Toward Whole-Session Relevance: Exploring Intrinsic Diversity in Web Search

KEC 1001
Monday, May 19, 2014 - 4:00pm to 4:50pm
Speaker Information
Paul Bennett
Senior Researcher
Context, Learning & User Experience for Search (CLUES) group
Microsoft Research

Current research on web search has focused on optimizing and evaluating single queries. However, a significant fraction of user queries are part of more complex tasks which span multiple queries across one or more search sessions. An ideal search engine would not only retrieve relevant results for a user's particular query but also be able to identify when the user is engaged in a more complex task and aid the user in completing that task. Toward optimizing whole-session or task relevance, we characterize and address the problem of intrinsic diversity (ID) in retrieval, a type of complex task that requires multiple interactions with current search engines. Unlike existing work on extrinsic diversity that deals with ambiguity in intent across multiple users, ID queries often have little ambiguity in intent but seek content covering a variety of aspects on a shared theme. In such scenarios, the underlying needs are typically exploratory, comparative, or breadth-oriented in nature. We identify and address three key problems for ID retrieval: identifying authentic examples of ID tasks from post-hoc analysis of behavioral signals in search logs; learning to identify initiator queries that mark the start of an ID search task; and given an initiator query, predicting which content to pre-fetch and rank.

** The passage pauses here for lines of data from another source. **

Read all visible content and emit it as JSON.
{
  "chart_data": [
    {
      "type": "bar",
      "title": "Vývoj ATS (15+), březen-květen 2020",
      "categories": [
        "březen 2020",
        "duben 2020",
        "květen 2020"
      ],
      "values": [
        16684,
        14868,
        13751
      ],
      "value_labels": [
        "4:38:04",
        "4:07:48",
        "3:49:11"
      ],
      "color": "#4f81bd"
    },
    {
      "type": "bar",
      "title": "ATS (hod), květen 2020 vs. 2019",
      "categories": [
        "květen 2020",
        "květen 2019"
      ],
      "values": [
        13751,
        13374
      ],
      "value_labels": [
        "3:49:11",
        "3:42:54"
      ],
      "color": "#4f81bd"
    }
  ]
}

This is joint work with Karthik Raman and Kevyn Collins-Thompson and was the winner of the SIGIR 2013 Best Student Paper Award.

Speaker Bio

Paul Bennett is a Senior Researcher in the Context, Learning & User Experience for Search (CLUES) group at Microsoft Research where he focuses on the development, improvement, and analysis of machine learning and data mining methods as components of real-world, large-scale adaptive systems. His research has advanced techniques for ensemble methods and the combination of information sources, calibration, consensus methods for noisy supervision labels, active learning and evaluation, supervised classification (with an emphasis on hierarchical classification) and ranking with applications to information retrieval, crowdsourcing, behavioral modeling and analysis, and personalization. His recent work has been recognized with a SIGIR 2012 Best Paper Honorable Mention and a SIGIR 2013 Best Student Paper award. He completed his dissertation on combining text classifiers using reliability indicators in 2006 at Carnegie Mellon where he was advised by Profs. Jaime Carbonell and John Lafferty.